Análisis y evaluación técnica
Según explicó Suárez, el proyecto atraviesa actualmente una etapa de análisis y evaluación de factibilidad. Este proceso incluye la colaboración directa con la Secretaría de Seguridad, dado que la implementación requiere de una inversión económica importante y un soporte técnico especializado.

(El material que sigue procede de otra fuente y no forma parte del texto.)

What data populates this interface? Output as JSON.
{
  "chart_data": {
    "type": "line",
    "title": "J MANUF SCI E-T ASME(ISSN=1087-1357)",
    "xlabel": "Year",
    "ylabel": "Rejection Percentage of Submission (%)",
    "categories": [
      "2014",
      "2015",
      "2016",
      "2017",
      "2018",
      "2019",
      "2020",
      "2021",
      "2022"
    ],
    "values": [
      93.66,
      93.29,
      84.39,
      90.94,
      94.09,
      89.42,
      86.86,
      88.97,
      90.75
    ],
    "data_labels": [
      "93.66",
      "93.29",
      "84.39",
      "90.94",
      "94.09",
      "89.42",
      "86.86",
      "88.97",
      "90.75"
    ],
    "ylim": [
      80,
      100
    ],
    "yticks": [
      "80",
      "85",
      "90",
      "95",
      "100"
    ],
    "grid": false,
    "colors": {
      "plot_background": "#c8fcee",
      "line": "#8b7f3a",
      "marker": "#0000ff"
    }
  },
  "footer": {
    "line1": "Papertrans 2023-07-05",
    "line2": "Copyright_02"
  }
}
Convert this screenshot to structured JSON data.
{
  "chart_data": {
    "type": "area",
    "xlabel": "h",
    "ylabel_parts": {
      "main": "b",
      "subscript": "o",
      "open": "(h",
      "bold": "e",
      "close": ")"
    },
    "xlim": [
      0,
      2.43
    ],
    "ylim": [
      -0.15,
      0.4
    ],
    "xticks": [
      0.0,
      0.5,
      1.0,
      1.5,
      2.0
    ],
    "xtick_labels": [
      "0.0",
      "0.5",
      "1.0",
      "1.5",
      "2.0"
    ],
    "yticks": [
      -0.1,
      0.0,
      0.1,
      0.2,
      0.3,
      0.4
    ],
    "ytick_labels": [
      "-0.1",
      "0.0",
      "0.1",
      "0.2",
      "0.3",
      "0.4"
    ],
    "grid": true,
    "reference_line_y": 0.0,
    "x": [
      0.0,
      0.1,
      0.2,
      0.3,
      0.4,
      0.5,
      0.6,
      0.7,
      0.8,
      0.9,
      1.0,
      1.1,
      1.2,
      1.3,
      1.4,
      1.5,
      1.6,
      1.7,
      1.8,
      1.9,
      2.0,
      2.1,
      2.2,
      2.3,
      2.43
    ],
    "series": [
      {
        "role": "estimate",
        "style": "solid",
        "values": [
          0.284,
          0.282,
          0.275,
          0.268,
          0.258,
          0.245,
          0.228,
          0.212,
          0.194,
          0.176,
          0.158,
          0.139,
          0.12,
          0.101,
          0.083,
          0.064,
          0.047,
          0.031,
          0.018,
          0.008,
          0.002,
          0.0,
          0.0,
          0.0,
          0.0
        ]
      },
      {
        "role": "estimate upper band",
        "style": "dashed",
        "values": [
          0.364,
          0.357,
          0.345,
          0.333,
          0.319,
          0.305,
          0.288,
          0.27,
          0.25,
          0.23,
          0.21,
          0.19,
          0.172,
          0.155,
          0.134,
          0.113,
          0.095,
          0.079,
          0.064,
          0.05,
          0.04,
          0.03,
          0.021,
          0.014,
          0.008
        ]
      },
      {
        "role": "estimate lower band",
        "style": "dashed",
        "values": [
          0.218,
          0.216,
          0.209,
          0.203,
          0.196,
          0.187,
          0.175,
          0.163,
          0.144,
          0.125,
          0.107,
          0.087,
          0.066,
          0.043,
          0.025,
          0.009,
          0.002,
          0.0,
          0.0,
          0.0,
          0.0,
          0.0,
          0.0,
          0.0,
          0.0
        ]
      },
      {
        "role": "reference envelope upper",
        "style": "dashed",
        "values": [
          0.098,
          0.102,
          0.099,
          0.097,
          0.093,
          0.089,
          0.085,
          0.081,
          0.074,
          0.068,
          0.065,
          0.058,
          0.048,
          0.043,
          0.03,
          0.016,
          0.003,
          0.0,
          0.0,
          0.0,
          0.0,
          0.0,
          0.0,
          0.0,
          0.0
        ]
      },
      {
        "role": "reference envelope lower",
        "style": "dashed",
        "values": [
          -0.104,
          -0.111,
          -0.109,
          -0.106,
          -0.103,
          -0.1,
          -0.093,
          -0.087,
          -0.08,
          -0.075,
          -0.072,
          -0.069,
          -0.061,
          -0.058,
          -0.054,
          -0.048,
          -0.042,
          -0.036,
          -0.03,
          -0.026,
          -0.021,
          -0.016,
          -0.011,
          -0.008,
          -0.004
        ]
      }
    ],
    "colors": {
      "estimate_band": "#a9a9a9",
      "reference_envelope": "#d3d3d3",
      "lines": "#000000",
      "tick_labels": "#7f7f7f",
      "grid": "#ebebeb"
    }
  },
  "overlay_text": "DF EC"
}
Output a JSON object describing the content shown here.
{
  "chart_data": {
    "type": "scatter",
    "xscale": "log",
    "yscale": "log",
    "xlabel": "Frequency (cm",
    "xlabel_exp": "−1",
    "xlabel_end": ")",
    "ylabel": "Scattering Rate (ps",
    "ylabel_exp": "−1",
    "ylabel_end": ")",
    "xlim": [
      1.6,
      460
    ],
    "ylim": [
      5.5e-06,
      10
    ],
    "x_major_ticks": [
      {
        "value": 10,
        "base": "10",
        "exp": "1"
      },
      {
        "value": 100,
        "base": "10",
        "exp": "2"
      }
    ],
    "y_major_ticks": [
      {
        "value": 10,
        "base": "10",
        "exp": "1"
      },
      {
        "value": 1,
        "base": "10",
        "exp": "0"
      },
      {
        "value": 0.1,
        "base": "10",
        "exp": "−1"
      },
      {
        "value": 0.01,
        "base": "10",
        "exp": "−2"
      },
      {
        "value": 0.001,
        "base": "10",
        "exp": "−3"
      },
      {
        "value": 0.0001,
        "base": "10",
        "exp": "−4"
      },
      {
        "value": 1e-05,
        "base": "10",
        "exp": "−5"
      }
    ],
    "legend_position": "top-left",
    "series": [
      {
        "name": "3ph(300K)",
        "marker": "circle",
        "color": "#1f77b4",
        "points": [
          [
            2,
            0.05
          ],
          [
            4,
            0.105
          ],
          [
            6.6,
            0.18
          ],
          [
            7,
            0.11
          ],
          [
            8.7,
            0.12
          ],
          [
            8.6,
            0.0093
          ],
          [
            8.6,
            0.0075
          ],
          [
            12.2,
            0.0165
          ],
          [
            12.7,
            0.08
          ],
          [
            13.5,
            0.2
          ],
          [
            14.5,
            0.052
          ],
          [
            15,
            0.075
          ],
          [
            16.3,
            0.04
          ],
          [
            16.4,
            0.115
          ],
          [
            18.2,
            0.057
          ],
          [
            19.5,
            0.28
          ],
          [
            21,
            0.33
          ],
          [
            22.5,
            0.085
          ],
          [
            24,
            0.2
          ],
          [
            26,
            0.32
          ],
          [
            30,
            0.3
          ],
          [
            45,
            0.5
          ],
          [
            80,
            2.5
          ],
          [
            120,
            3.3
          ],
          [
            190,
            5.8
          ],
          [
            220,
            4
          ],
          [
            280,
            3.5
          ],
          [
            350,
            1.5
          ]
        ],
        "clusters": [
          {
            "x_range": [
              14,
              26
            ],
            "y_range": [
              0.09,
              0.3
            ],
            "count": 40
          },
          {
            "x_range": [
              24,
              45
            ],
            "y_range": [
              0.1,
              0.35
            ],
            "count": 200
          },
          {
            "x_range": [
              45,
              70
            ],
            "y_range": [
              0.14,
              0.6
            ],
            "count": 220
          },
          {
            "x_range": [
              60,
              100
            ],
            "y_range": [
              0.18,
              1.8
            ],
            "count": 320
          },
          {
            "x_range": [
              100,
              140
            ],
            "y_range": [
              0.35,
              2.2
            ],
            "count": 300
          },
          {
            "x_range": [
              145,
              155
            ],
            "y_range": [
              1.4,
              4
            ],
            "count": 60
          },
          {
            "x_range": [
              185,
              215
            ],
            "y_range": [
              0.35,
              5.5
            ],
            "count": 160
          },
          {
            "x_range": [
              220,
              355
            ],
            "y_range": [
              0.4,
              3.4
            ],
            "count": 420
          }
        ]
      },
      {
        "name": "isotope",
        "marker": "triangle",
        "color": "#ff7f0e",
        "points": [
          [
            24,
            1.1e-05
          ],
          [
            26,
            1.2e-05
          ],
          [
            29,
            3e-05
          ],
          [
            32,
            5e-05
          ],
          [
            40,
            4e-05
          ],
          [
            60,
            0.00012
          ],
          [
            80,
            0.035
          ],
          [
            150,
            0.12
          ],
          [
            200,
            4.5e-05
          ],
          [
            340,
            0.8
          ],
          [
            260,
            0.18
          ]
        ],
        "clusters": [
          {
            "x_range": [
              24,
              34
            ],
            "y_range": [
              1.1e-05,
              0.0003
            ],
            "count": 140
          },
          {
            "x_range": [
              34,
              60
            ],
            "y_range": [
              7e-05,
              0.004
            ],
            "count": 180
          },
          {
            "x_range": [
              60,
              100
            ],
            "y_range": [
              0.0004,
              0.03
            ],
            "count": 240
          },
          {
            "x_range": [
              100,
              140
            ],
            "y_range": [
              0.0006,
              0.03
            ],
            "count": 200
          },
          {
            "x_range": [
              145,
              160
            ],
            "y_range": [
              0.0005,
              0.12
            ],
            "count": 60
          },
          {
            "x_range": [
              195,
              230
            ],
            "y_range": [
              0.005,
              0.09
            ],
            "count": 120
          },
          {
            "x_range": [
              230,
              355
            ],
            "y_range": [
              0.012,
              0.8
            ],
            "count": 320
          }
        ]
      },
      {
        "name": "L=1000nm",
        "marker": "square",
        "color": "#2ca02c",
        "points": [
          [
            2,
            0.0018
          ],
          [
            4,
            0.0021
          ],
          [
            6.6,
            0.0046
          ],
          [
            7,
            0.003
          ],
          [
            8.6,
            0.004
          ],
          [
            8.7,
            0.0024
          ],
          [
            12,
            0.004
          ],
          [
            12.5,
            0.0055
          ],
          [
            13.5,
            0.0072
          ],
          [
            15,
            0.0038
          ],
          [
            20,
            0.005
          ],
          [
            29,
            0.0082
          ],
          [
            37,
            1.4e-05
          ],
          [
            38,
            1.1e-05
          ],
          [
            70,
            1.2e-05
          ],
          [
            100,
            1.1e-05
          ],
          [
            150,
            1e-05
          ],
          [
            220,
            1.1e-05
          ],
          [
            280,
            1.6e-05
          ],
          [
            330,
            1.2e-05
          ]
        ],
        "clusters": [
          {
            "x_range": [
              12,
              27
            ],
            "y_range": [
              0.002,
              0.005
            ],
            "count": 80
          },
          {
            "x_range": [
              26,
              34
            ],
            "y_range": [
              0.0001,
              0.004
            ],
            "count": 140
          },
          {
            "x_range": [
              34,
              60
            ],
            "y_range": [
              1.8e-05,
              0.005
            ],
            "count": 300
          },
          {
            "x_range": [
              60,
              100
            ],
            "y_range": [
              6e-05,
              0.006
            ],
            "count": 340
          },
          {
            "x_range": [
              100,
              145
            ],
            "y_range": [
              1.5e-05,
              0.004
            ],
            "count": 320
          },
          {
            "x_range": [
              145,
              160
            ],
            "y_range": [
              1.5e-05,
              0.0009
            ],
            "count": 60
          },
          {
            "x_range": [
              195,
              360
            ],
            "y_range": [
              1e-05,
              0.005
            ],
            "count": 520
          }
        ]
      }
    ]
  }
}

«Buscamos alternativas para mejorar aún más el sistema de seguridad a través de estos aparatos técnicos que bloquean la telefonía celular dentro del establecimiento», señaló el funcionario.
El desafío de la ubicación urbana
Uno de los puntos críticos que se están estudiando es el mapeo de la señal. A diferencia del complejo de Ezeiza, que cuenta con amplias zonas rurales en sus perímetros, el Servicio Penitenciario local se encuentra inmerso en un área densamente urbanizada.
El objetivo primordial del equipo técnico y la empresa proveedora será garantizar que el bloqueo de señal sea quirúrgico y no afecte a los barrios colindantes. «Lo que hay que hacer es el mapeo y la evaluación con la empresa para que no afecte a las zonas aledañas, ya que el servicio está ubicado en un lugar totalmente urbanizado y cada vez más rodeado de casas», detalló Suárez.
Referencia nacional
La propuesta toma como referencia la reciente aplicación de este sistema en Buenos Aires, donde se anunció un nuevo esquema de inhibidores con un tiempo de implementación de entre 48 y 72 horas. San Juan busca adaptarse a estas nuevas tecnologías para fortalecer el control y la seguridad interna de sus unidades penales.